Capturing Reliable Fine-Grained Sentiment Associations by Crowdsourcing and Best-Worst Scaling
Svetlana Kiritchenko, Saif M. Mohammad

TL;DR
This paper introduces a reliable method using Best-Worst Scaling to obtain consistent fine-grained sentiment scores for words across multiple languages and domains, revealing the smallest perceptible sentiment difference.
Contribution
It applies Best-Worst Scaling to derive stable sentiment association scores and identifies the minimal perceptible sentiment difference for native speakers.
Findings
Sentiment rankings are consistent across different annotators.
Best-Worst Scaling effectively captures fine-grained sentiment scores.
Minimum perceptible sentiment difference is established for native speakers.
Abstract
Access to word-sentiment associations is useful for many applications, including sentiment analysis, stance detection, and linguistic analysis.
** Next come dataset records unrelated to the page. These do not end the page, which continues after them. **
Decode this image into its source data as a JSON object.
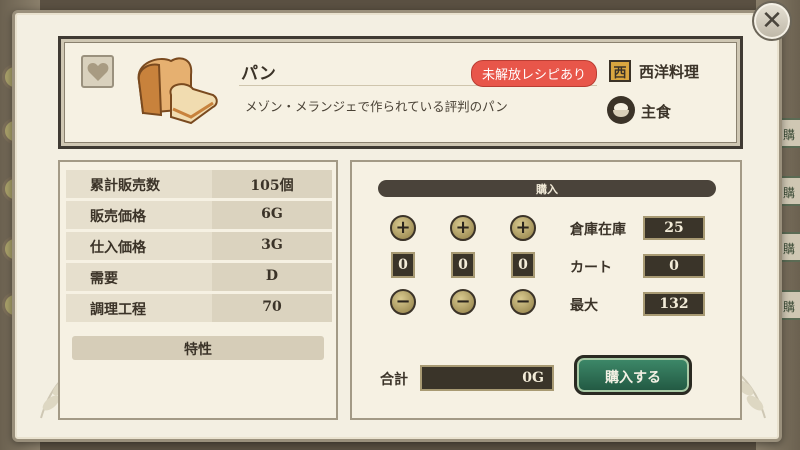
{
  "close_label": "✕",
  "item": {
    "name": "パン",
    "badge": "未解放レシピあり",
    "description": "メゾン・メランジェで作られている評判のパン",
    "category_icon": "西",
    "category": "西洋料理",
    "type": "主食",
    "favorite_icon": "heart-icon"
  },
  "stats": [
    {
      "label": "累計販売数",
      "value": "105個"
    },
    {
      "label": "販売価格",
      "value": "6G"
    },
    {
      "label": "仕入価格",
      "value": "3G"
    },
    {
      "label": "需要",
      "value": "D"
    },
    {
      "label": "調理工程",
      "value": "70"
    }
  ],
  "traits_header": "特性",
  "purchase": {
    "title": "購入",
    "plus": "+",
    "minus": "−",
    "quantities": [
      "0",
      "0",
      "0"
    ],
    "inventory": [
      {
        "label": "倉庫在庫",
        "value": "25"
      },
      {
        "label": "カート",
        "value": "0"
      },
      {
        "label": "最大",
        "value": "132"
      }
    ],
    "total_label": "合計",
    "total_value": "0G",
    "buy_label": "購入する"
  },
  "background_tabs": [
    "購",
    "購",
    "購",
    "購"
  ],
  "colors": {
    "badge": "#e8564a",
    "buy_button": "#2f7456",
    "panel": "#f6f1e3",
    "dark_box": "#3a3429",
    "category_icon": "#d9a640"
  }
}
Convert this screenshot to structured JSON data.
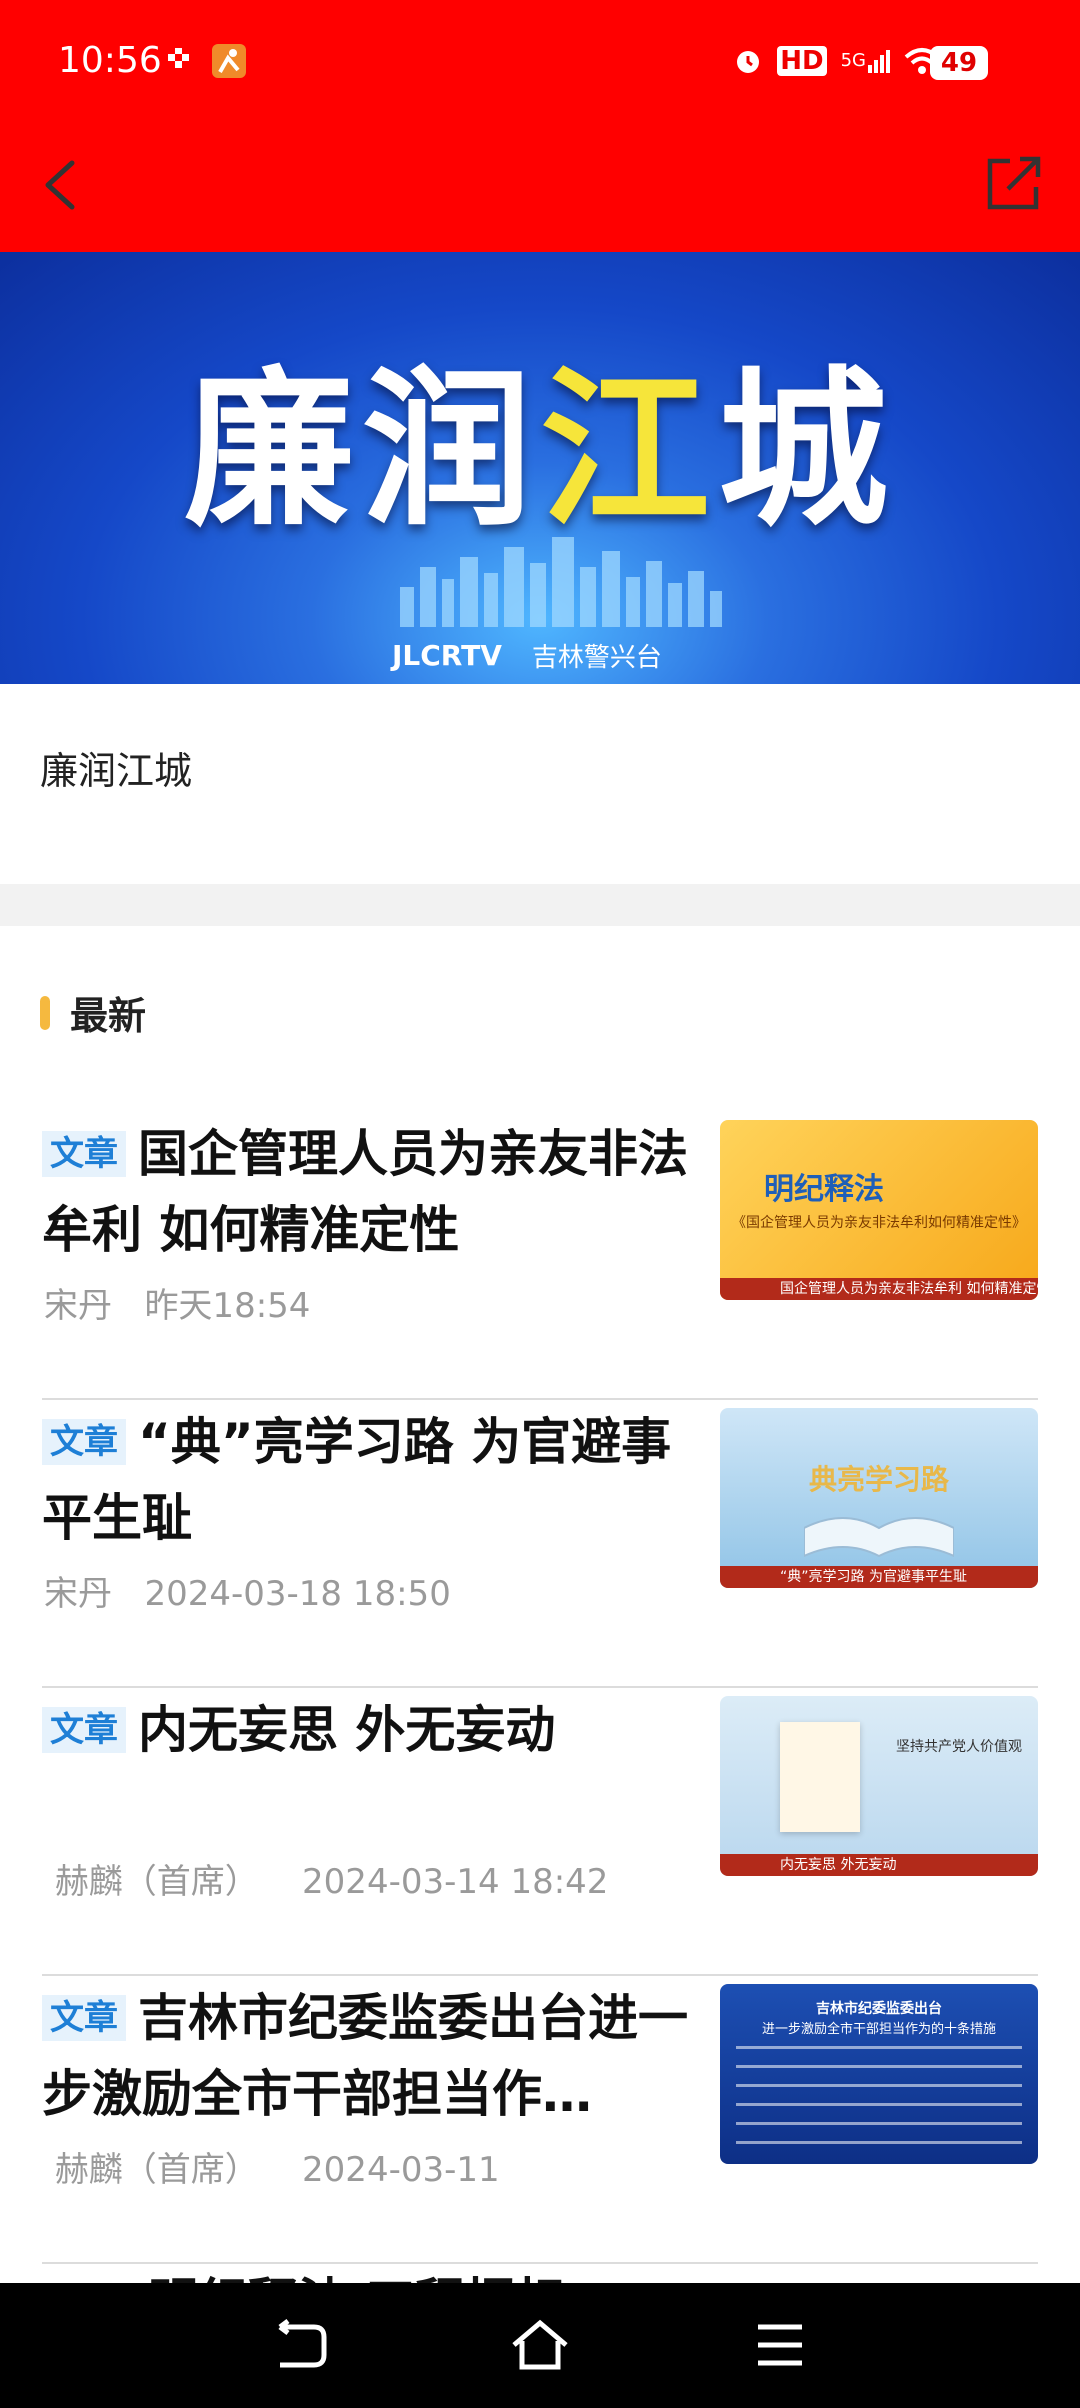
{
  "status": {
    "time": "10:56",
    "network": "5G",
    "hd": "HD",
    "battery": "49"
  },
  "banner": {
    "title_part1": "廉润",
    "title_hl": "江",
    "title_part2": "城",
    "logo_a": "JLCRTV",
    "logo_b": "吉林警兴台"
  },
  "headline": "廉润江城",
  "section": {
    "title": "最新"
  },
  "articles": [
    {
      "tag": "文章",
      "title": "国企管理人员为亲友非法牟利 如何精准定性",
      "author": "宋丹",
      "time": "昨天18:54",
      "thumb": {
        "heading": "明纪释法",
        "sub": "《国企管理人员为亲友非法牟利如何精准定性》",
        "caption": "国企管理人员为亲友非法牟利 如何精准定性"
      }
    },
    {
      "tag": "文章",
      "title": "“典”亮学习路 为官避事平生耻",
      "author": "宋丹",
      "time": "2024-03-18 18:50",
      "thumb": {
        "heading": "典亮学习路",
        "caption": "“典”亮学习路 为官避事平生耻"
      }
    },
    {
      "tag": "文章",
      "title": "内无妄思 外无妄动",
      "author": "赫麟（首席）",
      "time": "2024-03-14 18:42",
      "thumb": {
        "heading": "坚持共产党人价值观",
        "caption": "内无妄思 外无妄动"
      }
    },
    {
      "tag": "文章",
      "title": "吉林市纪委监委出台进一步激励全市干部担当作…",
      "author": "赫麟（首席）",
      "time": "2024-03-11",
      "thumb": {
        "heading": "吉林市纪委监委出台",
        "sub": "进一步激励全市干部担当作为的十条措施"
      }
    }
  ],
  "partial_article": {
    "title": "明纪释法 工程招标"
  },
  "colors": {
    "accent": "#ff0000",
    "tag_bg": "#e6f2fc",
    "tag_text": "#1e7fd6",
    "section_bar": "#f5b93f"
  }
}
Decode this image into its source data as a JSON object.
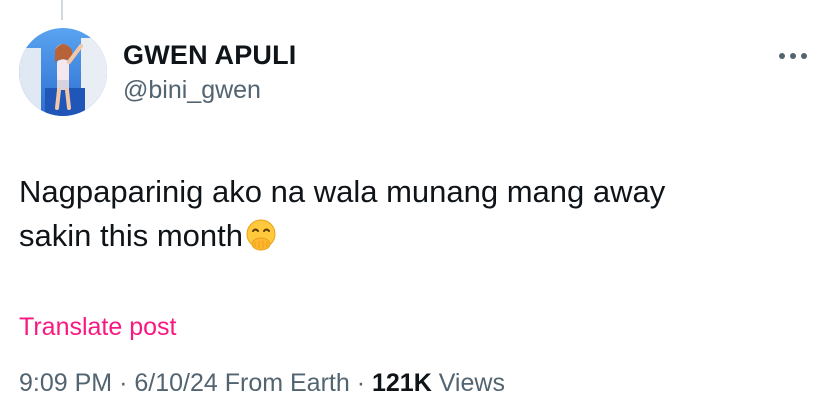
{
  "author": {
    "display_name": "GWEN APULI",
    "handle": "@bini_gwen"
  },
  "icons": {
    "avatar": "profile-photo",
    "more": "more-dots-icon",
    "emoji": "face-with-hand-over-mouth-emoji"
  },
  "tweet": {
    "text_line_1": "Nagpaparinig ako na wala munang mang away",
    "text_line_2": "sakin this month"
  },
  "translate_label": "Translate post",
  "meta": {
    "time": "9:09 PM",
    "date": "6/10/24",
    "source": "From Earth",
    "views_count": "121K",
    "views_label": "Views",
    "separator": "·"
  },
  "colors": {
    "text": "#0f1419",
    "secondary": "#536471",
    "accent": "#f91880"
  }
}
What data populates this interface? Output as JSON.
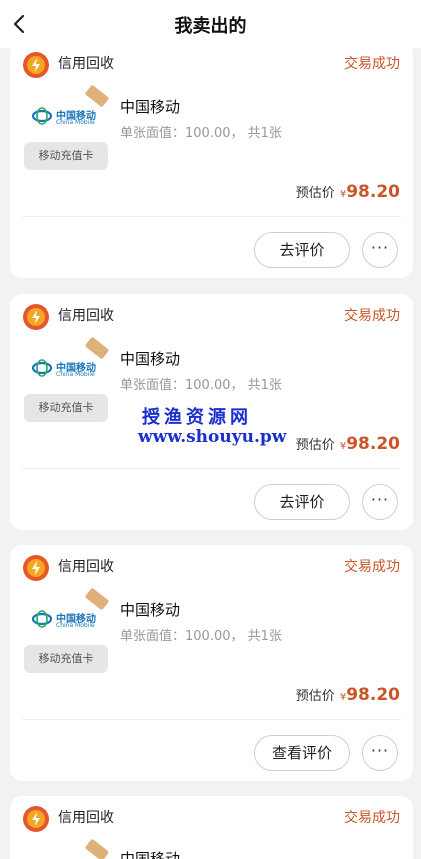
{
  "header": {
    "title": "我卖出的",
    "back_icon": "chevron-left-icon"
  },
  "orders": [
    {
      "merchant": "信用回收",
      "status": "交易成功",
      "product_name": "中国移动",
      "product_detail": "单张面值：100.00， 共1张",
      "card_badge": "移动充值卡",
      "price_label": "预估价",
      "currency": "¥",
      "price": "98.20",
      "action_label": "去评价"
    },
    {
      "merchant": "信用回收",
      "status": "交易成功",
      "product_name": "中国移动",
      "product_detail": "单张面值：100.00， 共1张",
      "card_badge": "移动充值卡",
      "price_label": "预估价",
      "currency": "¥",
      "price": "98.20",
      "action_label": "去评价"
    },
    {
      "merchant": "信用回收",
      "status": "交易成功",
      "product_name": "中国移动",
      "product_detail": "单张面值：100.00， 共1张",
      "card_badge": "移动充值卡",
      "price_label": "预估价",
      "currency": "¥",
      "price": "98.20",
      "action_label": "查看评价"
    },
    {
      "merchant": "信用回收",
      "status": "交易成功",
      "product_name": "中国移动"
    }
  ],
  "brand": {
    "logo_cn": "中国移动",
    "logo_en": "China Mobile"
  },
  "more_label": "···",
  "watermark": {
    "line1": "授渔资源网",
    "line2": "www.shouyu.pw"
  },
  "colors": {
    "accent": "#c9562a",
    "background": "#f2f2f2",
    "watermark": "#1a2fd0"
  }
}
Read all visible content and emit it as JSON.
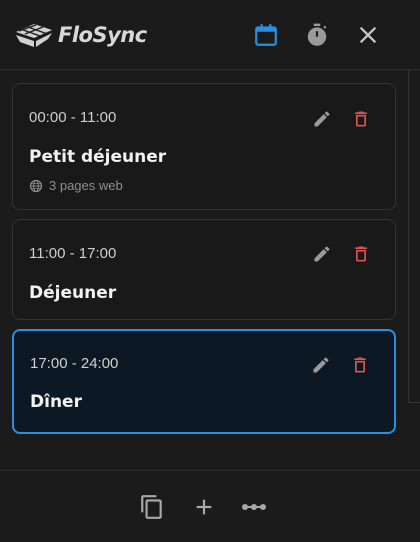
{
  "app": {
    "name": "FloSync"
  },
  "colors": {
    "accent": "#2a8fe0",
    "danger": "#e05252",
    "muted": "#9a9a9a"
  },
  "header": {
    "icons": [
      "calendar-icon",
      "timer-icon",
      "close-icon"
    ]
  },
  "meals": [
    {
      "time": "00:00 - 11:00",
      "title": "Petit déjeuner",
      "subtitle": "3 pages web",
      "selected": false
    },
    {
      "time": "11:00 - 17:00",
      "title": "Déjeuner",
      "selected": false
    },
    {
      "time": "17:00 - 24:00",
      "title": "Dîner",
      "selected": true
    }
  ],
  "footer": {
    "icons": [
      "duplicate-icon",
      "add-icon",
      "more-icon"
    ]
  }
}
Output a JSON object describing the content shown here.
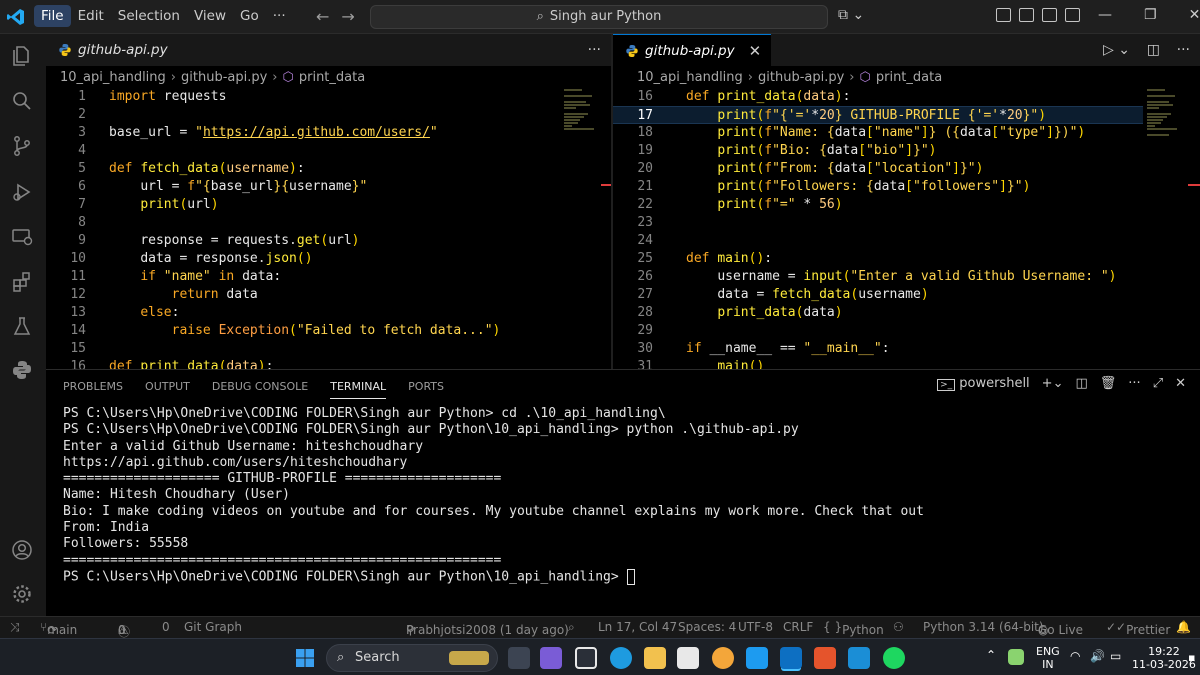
{
  "titlebar": {
    "menu": [
      "File",
      "Edit",
      "Selection",
      "View",
      "Go"
    ],
    "more": "···",
    "search": "Singh aur Python",
    "brand_color": "#0078d4"
  },
  "editor_left": {
    "tab": "github-api.py",
    "breadcrumb": [
      "10_api_handling",
      "github-api.py",
      "print_data"
    ],
    "line_numbers": [
      1,
      2,
      3,
      4,
      5,
      6,
      7,
      8,
      9,
      10,
      11,
      12,
      13,
      14,
      15,
      16
    ]
  },
  "editor_right": {
    "tab": "github-api.py",
    "breadcrumb": [
      "10_api_handling",
      "github-api.py",
      "print_data"
    ],
    "line_numbers": [
      16,
      17,
      18,
      19,
      20,
      21,
      22,
      23,
      24,
      25,
      26,
      27,
      28,
      29,
      30,
      31
    ],
    "current_line": 17
  },
  "panel": {
    "tabs": [
      "PROBLEMS",
      "OUTPUT",
      "DEBUG CONSOLE",
      "TERMINAL",
      "PORTS"
    ],
    "active_tab": "TERMINAL",
    "shell": "powershell",
    "terminal_lines": [
      "PS C:\\Users\\Hp\\OneDrive\\CODING FOLDER\\Singh aur Python> cd .\\10_api_handling\\",
      "PS C:\\Users\\Hp\\OneDrive\\CODING FOLDER\\Singh aur Python\\10_api_handling> python .\\github-api.py",
      "Enter a valid Github Username: hiteshchoudhary",
      "https://api.github.com/users/hiteshchoudhary",
      "==================== GITHUB-PROFILE ====================",
      "Name: Hitesh Choudhary (User)",
      "Bio: I make coding videos on youtube and for courses. My youtube channel explains my work more. Check that out",
      "From: India",
      "Followers: 55558",
      "========================================================",
      "PS C:\\Users\\Hp\\OneDrive\\CODING FOLDER\\Singh aur Python\\10_api_handling> "
    ]
  },
  "statusbar": {
    "branch": "main",
    "errors": "0",
    "warnings": "0",
    "ports": "0",
    "git_graph": "Git Graph",
    "blame": "Prabhjotsi2008 (1 day ago)",
    "cursor": "Ln 17, Col 47",
    "spaces": "Spaces: 4",
    "encoding": "UTF-8",
    "eol": "CRLF",
    "language": "Python",
    "interpreter": "Python 3.14 (64-bit)",
    "golive": "Go Live",
    "prettier": "Prettier"
  },
  "taskbar": {
    "search": "Search",
    "lang_top": "ENG",
    "lang_bottom": "IN",
    "time": "19:22",
    "date": "11-03-2026"
  }
}
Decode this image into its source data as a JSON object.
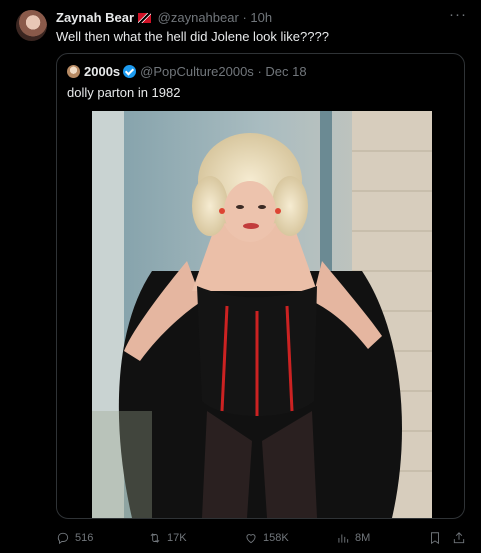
{
  "tweet": {
    "author_name": "Zaynah Bear",
    "handle": "@zaynahbear",
    "separator": "·",
    "time": "10h",
    "text": "Well then what the hell did Jolene look like????",
    "more_label": "···"
  },
  "quoted": {
    "author_name": "2000s",
    "handle": "@PopCulture2000s",
    "separator": "·",
    "date": "Dec 18",
    "text": "dolly parton in 1982"
  },
  "actions": {
    "replies": "516",
    "reposts": "17K",
    "likes": "158K",
    "views": "8M"
  },
  "icons": [
    "more-icon",
    "verified-icon",
    "flag-icon",
    "reply-icon",
    "repost-icon",
    "like-icon",
    "views-icon",
    "bookmark-icon",
    "share-icon"
  ],
  "colors": {
    "background": "#000000",
    "text": "#e7e9ea",
    "muted": "#71767b",
    "verified": "#1d9bf0",
    "border": "#2f3336"
  }
}
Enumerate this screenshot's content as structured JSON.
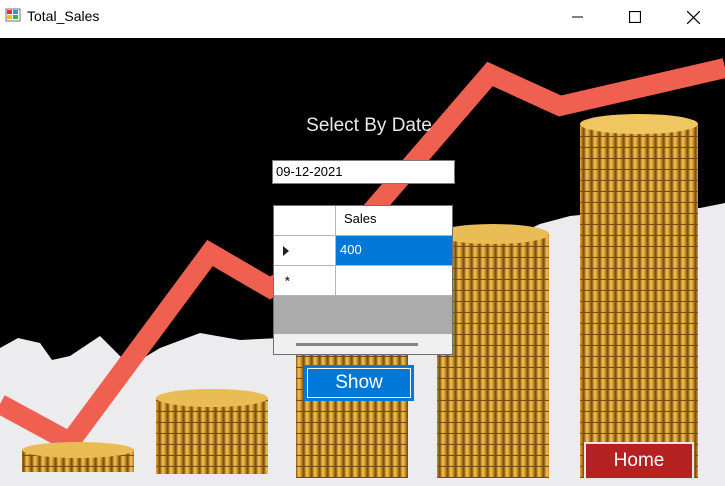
{
  "window": {
    "title": "Total_Sales",
    "controls": {
      "minimize": "–",
      "maximize": "☐",
      "close": "✕"
    }
  },
  "form": {
    "heading": "Select By Date",
    "date_value": "09-12-2021"
  },
  "grid": {
    "columns": [
      "Sales"
    ],
    "rows": [
      {
        "sales": "400",
        "selected": true
      }
    ],
    "new_row_marker": "*"
  },
  "buttons": {
    "show": "Show",
    "home": "Home"
  },
  "colors": {
    "accent": "#0078d7",
    "home": "#b52020",
    "trend_line": "#f06050",
    "coin": "#d9a43a"
  }
}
However, manually assigning fine-grained sentiment association scores to words has many challenges with respect to keeping annotations consistent. We apply the annotation technique of Best-Worst Scaling to obtain real-valued sentiment association scores for words and phrases in three different domains: general English, English Twitter, and Arabic Twitter. We show that on all three domains the ranking of words by sentiment remains remarkably consistent even when the annotation process is repeated with a different set of annotators. We also, for the first time, determine the minimum difference in sentiment association that is perceptible to native speakers of a language.